In an interview on Friday, Jensen told Fresnoland that the district is currently in the process of assessing what positions need to be refilled on a case-by-case basis.

“We’re going to be doing that over the next few weeks as we prep for the governor’s budget announcement in January,” Jensen said on Friday.

The incentive was aimed at employees who were at least age 55 with five years or more of consecutive service to the district. PARS identified around 1,900 employees who were eligible for the retirement incentive.

 Those who enrolled agreed to resign from their positions by the end of the 2025-26 school year and will receive an equivalent of 80% of their final pay through a tax-qualified annuity.

The district will be paying $9,449,003 each July for next five years, which includes the annuity and fees from PARS. Retirees are expected to receive their payments starting August 2026. 

Some Fresno Unified retirees might lose access to Community hospitals

The Fresno Unified Board of Education approved an agreement with insurance provider Aetna to maintain medical coverage for approximately 6,200 retirees and dependents, despite ongoing negotiations between Aetna and Community Regional Medical Centers (CRMC).

If an agreement is not reached before the current contract expires on Dec. 31, CRMC would be out of network for about 1,500 retirees on Medicare who see a primary care doctor at the hospital.

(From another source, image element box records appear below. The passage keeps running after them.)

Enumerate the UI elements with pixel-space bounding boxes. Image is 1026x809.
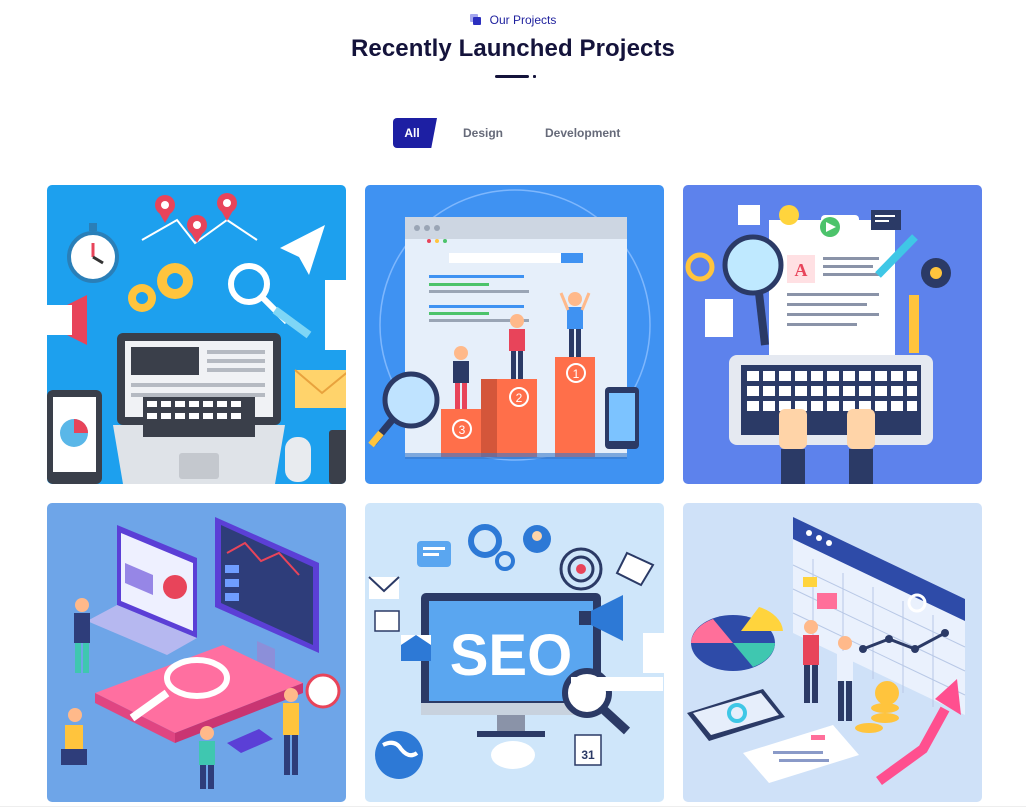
- seo-screen-text: SEO: [450, 623, 573, 688]
- seo-ranking-podium-illustration: 3 2 1: [368, 189, 651, 461]
- document-letter: A: [795, 260, 808, 280]
- filter-design-button[interactable]: Design: [463, 118, 503, 148]
- project-filters: All Design Development: [393, 118, 620, 148]
- filter-development-button[interactable]: Development: [545, 118, 620, 148]
- project-card-3[interactable]: A: [683, 185, 982, 484]
- seo-monitor-illustration: SEO 31: [368, 524, 664, 779]
- podium-rank-1: 1: [573, 367, 580, 381]
- podium-rank-2: 2: [516, 391, 523, 405]
- podium-rank-3: 3: [459, 423, 466, 437]
- stacked-squares-icon: [469, 14, 482, 26]
- calendar-day-text: 31: [581, 748, 595, 762]
- digital-marketing-laptop-illustration: [47, 193, 346, 484]
- content-writing-keyboard-illustration: A: [685, 205, 951, 484]
- business-calendar-charts-illustration: [687, 517, 966, 786]
- section-title: Recently Launched Projects: [350, 35, 676, 62]
- project-card-2[interactable]: 3 2 1: [365, 185, 664, 484]
- section-eyebrow: Our Projects: [0, 11, 1026, 29]
- project-card-4[interactable]: [47, 503, 346, 802]
- project-card-6[interactable]: [683, 503, 982, 802]
- filter-all-button[interactable]: All: [393, 118, 437, 148]
- title-underline: [495, 75, 539, 79]
- project-card-5[interactable]: SEO 31: [365, 503, 664, 802]
- project-card-1[interactable]: [47, 185, 346, 484]
- section-bottom-border: [0, 806, 1026, 807]
- eyebrow-label: Our Projects: [489, 13, 557, 27]
- isometric-seo-analytics-illustration: [61, 517, 341, 789]
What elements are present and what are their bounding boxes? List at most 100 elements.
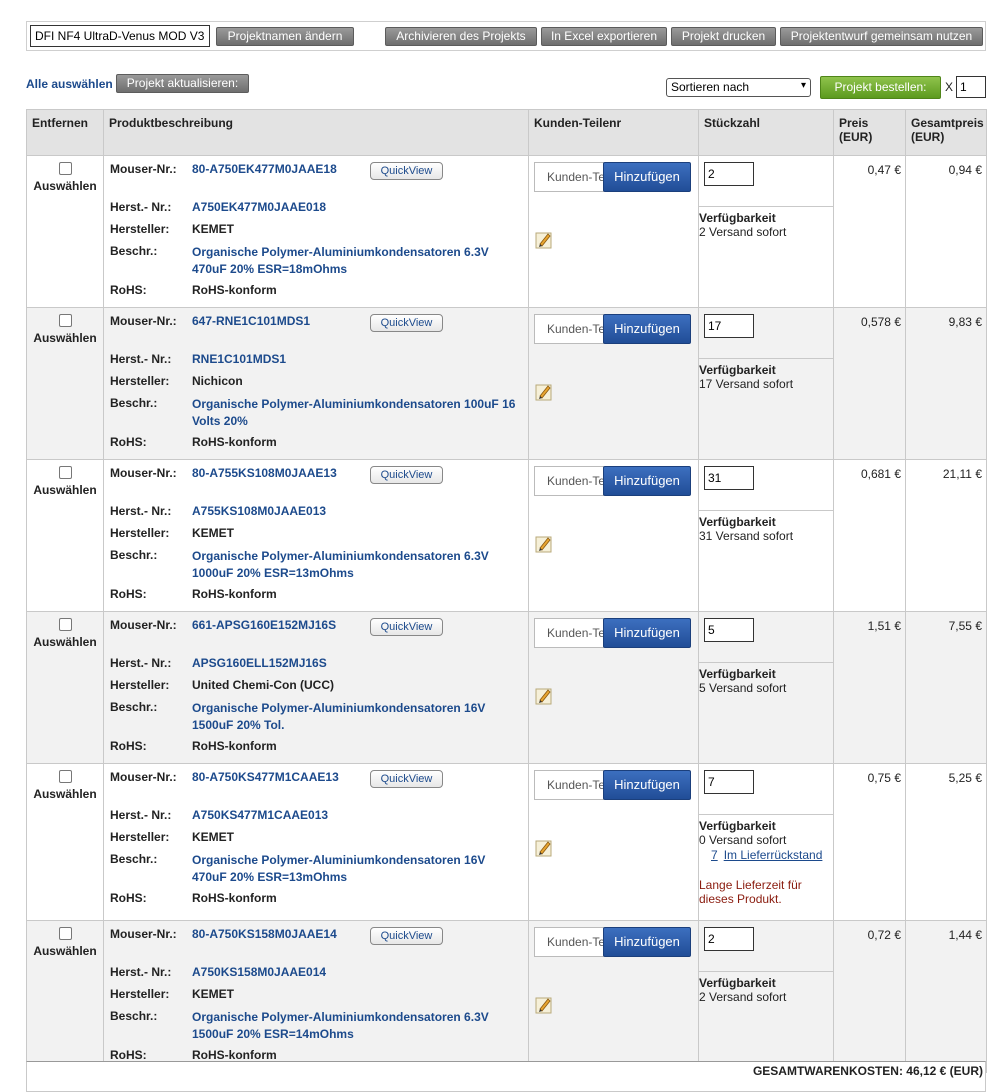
quickview-button[interactable]: QuickView bbox=[370, 618, 443, 636]
add-customer-part-button[interactable]: Hinzufügen bbox=[603, 162, 691, 192]
export-excel-button[interactable]: In Excel exportieren bbox=[541, 27, 667, 46]
product-description-link[interactable]: Organische Polymer-Aluminiumkondensatore… bbox=[192, 1009, 489, 1048]
quickview-button[interactable]: QuickView bbox=[370, 770, 443, 788]
description-line-1: Organische Polymer-Aluminiumkondensatore… bbox=[192, 397, 516, 411]
add-customer-part-button[interactable]: Hinzufügen bbox=[603, 618, 691, 648]
pencil-icon[interactable] bbox=[535, 993, 553, 1015]
quickview-button[interactable]: QuickView bbox=[370, 927, 443, 945]
archive-project-button[interactable]: Archivieren des Projekts bbox=[385, 27, 537, 46]
customer-part-input[interactable]: Kunden-Teilenr bbox=[534, 466, 604, 496]
manufacturer-name: Nichicon bbox=[192, 374, 243, 388]
remove-checkbox[interactable] bbox=[58, 162, 72, 175]
customer-part-cell: Kunden-Teilenr Hinzufügen bbox=[528, 155, 699, 308]
customer-part-input[interactable]: Kunden-Teilenr bbox=[534, 314, 604, 344]
customer-part-input[interactable]: Kunden-Teilenr bbox=[534, 162, 604, 192]
pencil-icon[interactable] bbox=[535, 836, 553, 858]
rename-project-button[interactable]: Projektnamen ändern bbox=[216, 27, 354, 46]
product-description-link[interactable]: Organische Polymer-Aluminiumkondensatore… bbox=[192, 700, 485, 739]
header-quantity: Stückzahl bbox=[698, 109, 834, 156]
mfr-part-link[interactable]: RNE1C101MDS1 bbox=[192, 352, 286, 374]
sort-select[interactable]: Sortieren nach ▾ bbox=[666, 78, 811, 97]
product-description-link[interactable]: Organische Polymer-Aluminiumkondensatore… bbox=[192, 244, 489, 283]
customer-part-input[interactable]: Kunden-Teilenr bbox=[534, 927, 604, 957]
mouser-part-link[interactable]: 80-A750KS477M1CAAE13 bbox=[192, 770, 339, 808]
select-label: Auswählen bbox=[33, 483, 97, 497]
add-customer-part-button[interactable]: Hinzufügen bbox=[603, 466, 691, 496]
header-description: Produktbeschreibung bbox=[103, 109, 529, 156]
backorder-qty-link[interactable]: 7 bbox=[711, 848, 718, 862]
mouser-label: Mouser-Nr.: bbox=[110, 618, 177, 632]
rohs-status: RoHS-konform bbox=[192, 739, 277, 753]
add-customer-part-button[interactable]: Hinzufügen bbox=[603, 314, 691, 344]
select-all-link[interactable]: Alle auswählen bbox=[26, 77, 113, 91]
mfr-part-link[interactable]: A750KS477M1CAAE013 bbox=[192, 808, 328, 830]
pencil-icon[interactable] bbox=[535, 380, 553, 402]
quantity-input[interactable] bbox=[704, 466, 754, 490]
description-cell: Mouser-Nr.: 80-A755KS108M0JAAE13 QuickVi… bbox=[103, 459, 529, 612]
manufacturer-name: United Chemi-Con (UCC) bbox=[192, 678, 334, 692]
select-label: Auswählen bbox=[33, 787, 97, 801]
quickview-label: QuickView bbox=[380, 165, 433, 177]
line-total: 7,55 € bbox=[905, 611, 987, 764]
quantity-input[interactable] bbox=[704, 927, 754, 951]
quickview-button[interactable]: QuickView bbox=[370, 466, 443, 484]
pencil-icon[interactable] bbox=[535, 684, 553, 706]
line-total: 9,83 € bbox=[905, 307, 987, 460]
manufacturer-name: KEMET bbox=[192, 526, 234, 540]
quantity-input[interactable] bbox=[704, 618, 754, 642]
availability-heading: Verfügbarkeit bbox=[699, 667, 776, 681]
order-multiplier-input[interactable] bbox=[956, 76, 986, 98]
mouser-part-link[interactable]: 661-APSG160E152MJ16S bbox=[192, 618, 336, 656]
mfr-part-link[interactable]: A755KS108M0JAAE013 bbox=[192, 504, 326, 526]
product-description-link[interactable]: Organische Polymer-Aluminiumkondensatore… bbox=[192, 548, 489, 587]
availability-block: Verfügbarkeit 5 Versand sofort bbox=[699, 662, 833, 695]
table-row: Auswählen Mouser-Nr.: 661-APSG160E152MJ1… bbox=[26, 611, 987, 764]
description-cell: Mouser-Nr.: 647-RNE1C101MDS1 QuickView H… bbox=[103, 307, 529, 460]
customer-part-input[interactable]: Kunden-Teilenr bbox=[534, 618, 604, 648]
add-customer-part-button[interactable]: Hinzufügen bbox=[603, 770, 691, 800]
customer-part-cell: Kunden-Teilenr Hinzufügen bbox=[528, 920, 699, 1073]
mouser-part-link[interactable]: 80-A750EK477M0JAAE18 bbox=[192, 162, 337, 200]
mouser-part-link[interactable]: 80-A755KS108M0JAAE13 bbox=[192, 466, 337, 504]
backorder-link[interactable]: Im Lieferrückstand bbox=[724, 848, 823, 862]
order-project-button[interactable]: Projekt bestellen: bbox=[820, 76, 941, 99]
mouser-part-link[interactable]: 80-A750KS158M0JAAE14 bbox=[192, 927, 337, 965]
quantity-input[interactable] bbox=[704, 162, 754, 186]
quantity-input[interactable] bbox=[704, 770, 754, 794]
remove-checkbox[interactable] bbox=[58, 466, 72, 479]
pencil-icon[interactable] bbox=[535, 228, 553, 250]
select-label: Auswählen bbox=[33, 635, 97, 649]
mfr-part-link[interactable]: APSG160ELL152MJ16S bbox=[192, 656, 327, 678]
header-remove: Entfernen bbox=[26, 109, 104, 156]
table-row: Auswählen Mouser-Nr.: 80-A755KS108M0JAAE… bbox=[26, 459, 987, 612]
update-project-button[interactable]: Projekt aktualisieren: bbox=[116, 74, 249, 93]
mfr-part-link[interactable]: A750EK477M0JAAE018 bbox=[192, 200, 326, 222]
share-project-button[interactable]: Projektentwurf gemeinsam nutzen bbox=[780, 27, 983, 46]
remove-checkbox[interactable] bbox=[58, 314, 72, 327]
quickview-label: QuickView bbox=[380, 930, 433, 942]
table-header-row: Entfernen Produktbeschreibung Kunden-Tei… bbox=[26, 109, 987, 156]
remove-checkbox[interactable] bbox=[58, 618, 72, 631]
product-description-link[interactable]: Organische Polymer-Aluminiumkondensatore… bbox=[192, 852, 485, 891]
remove-checkbox[interactable] bbox=[58, 770, 72, 783]
add-customer-part-button[interactable]: Hinzufügen bbox=[603, 927, 691, 957]
quickview-button[interactable]: QuickView bbox=[370, 314, 443, 332]
unit-price: 0,75 € bbox=[833, 763, 906, 921]
mfr-no-label: Herst.- Nr.: bbox=[110, 965, 172, 979]
product-description-link[interactable]: Organische Polymer-Aluminiumkondensatore… bbox=[192, 396, 515, 435]
customer-part-input[interactable]: Kunden-Teilenr bbox=[534, 770, 604, 800]
print-project-button[interactable]: Projekt drucken bbox=[671, 27, 776, 46]
customer-part-cell: Kunden-Teilenr Hinzufügen bbox=[528, 307, 699, 460]
quickview-button[interactable]: QuickView bbox=[370, 162, 443, 180]
remove-checkbox[interactable] bbox=[58, 927, 72, 940]
mouser-part-link[interactable]: 647-RNE1C101MDS1 bbox=[192, 314, 310, 352]
pencil-icon[interactable] bbox=[535, 532, 553, 554]
description-line-1: Organische Polymer-Aluminiumkondensatore… bbox=[192, 701, 486, 715]
quantity-input[interactable] bbox=[704, 314, 754, 338]
availability-status: 2 Versand sofort bbox=[699, 990, 787, 1004]
mouser-label: Mouser-Nr.: bbox=[110, 162, 177, 176]
project-name-input[interactable] bbox=[30, 25, 210, 47]
quickview-label: QuickView bbox=[380, 621, 433, 633]
mfr-part-link[interactable]: A750KS158M0JAAE014 bbox=[192, 965, 326, 987]
remove-cell: Auswählen bbox=[26, 611, 104, 764]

While only around a quarter of retirees may be impacted by the ongoing negotiations between Aetna and CRMC, Jensen explained to the board that the other 75% of retirees will not be impacted by the negotiations and said that approving coverage would prevent a disruption of services.

Moreover, Jensen said that some stipulations in the district’s agreement could allow it to cancel its contract with Aetna if negotiations go south. One of those stipulations is if Aetna isn’t able to maintain coverage with a major hospital in the area.

However, if the district were to cancel its contract with Aetna, Jensen said it would disrupt coverage for all retirees and take six months for a complete transfer to a new provider, which he described as a last resort if an agreement between Aetna and CRMC is not met.

FUSD Board approves student transfer to Massachusetts education facility

At Wednesday’s meeting, multiple board members discussed the district’s transfer of a student to the Judge Rotenberg Education Center (JREC) that will cost the district over $500,000.

According to Patrick Morrison, executive director of the district’s special education department, the high cost comes from a need to monitor the student 24 hours a day along with one-on-one support.

“I’ve been involved with this case for about seven years now,” Morrison said. “I do truly believe that this placement is the best opportunity for this student to gain the skills necessary to live a long and healthy life.”

Located in Canton, Massachusetts, the JREC has faced scrutiny due to its use of a device known as the graduated electronic decelerator.

Invented by the center’s founder, Matthew Israel, the device delivers electric shocks and is used at the center for behavior modification. The center has also been reported to use food and sensory deprivation, restraints and solitary confinement as part of its therapy methods. 

According to chief academic officer Carlos Castillo, the district’s contract with the center specifically outlines that the controversial therapy methods will not be used on the student, and stressed that the center was chosen because of the severity of the student’s needs.

“I want to assure the board that staff is aware, but also that the need was very, very extreme for the student,” Castillo said during the meeting.

“We do feel the student is in a safe place, and we’ve already seen some preliminary data that shows promise as to how the student is doing now compared to when they went in,” Castillo added.

Morrison also explained to the board that this is the second historical placement by the district. As required by law, the district checks in with the student four times a year through confidential phone calls and physically visits the facility at least once a year.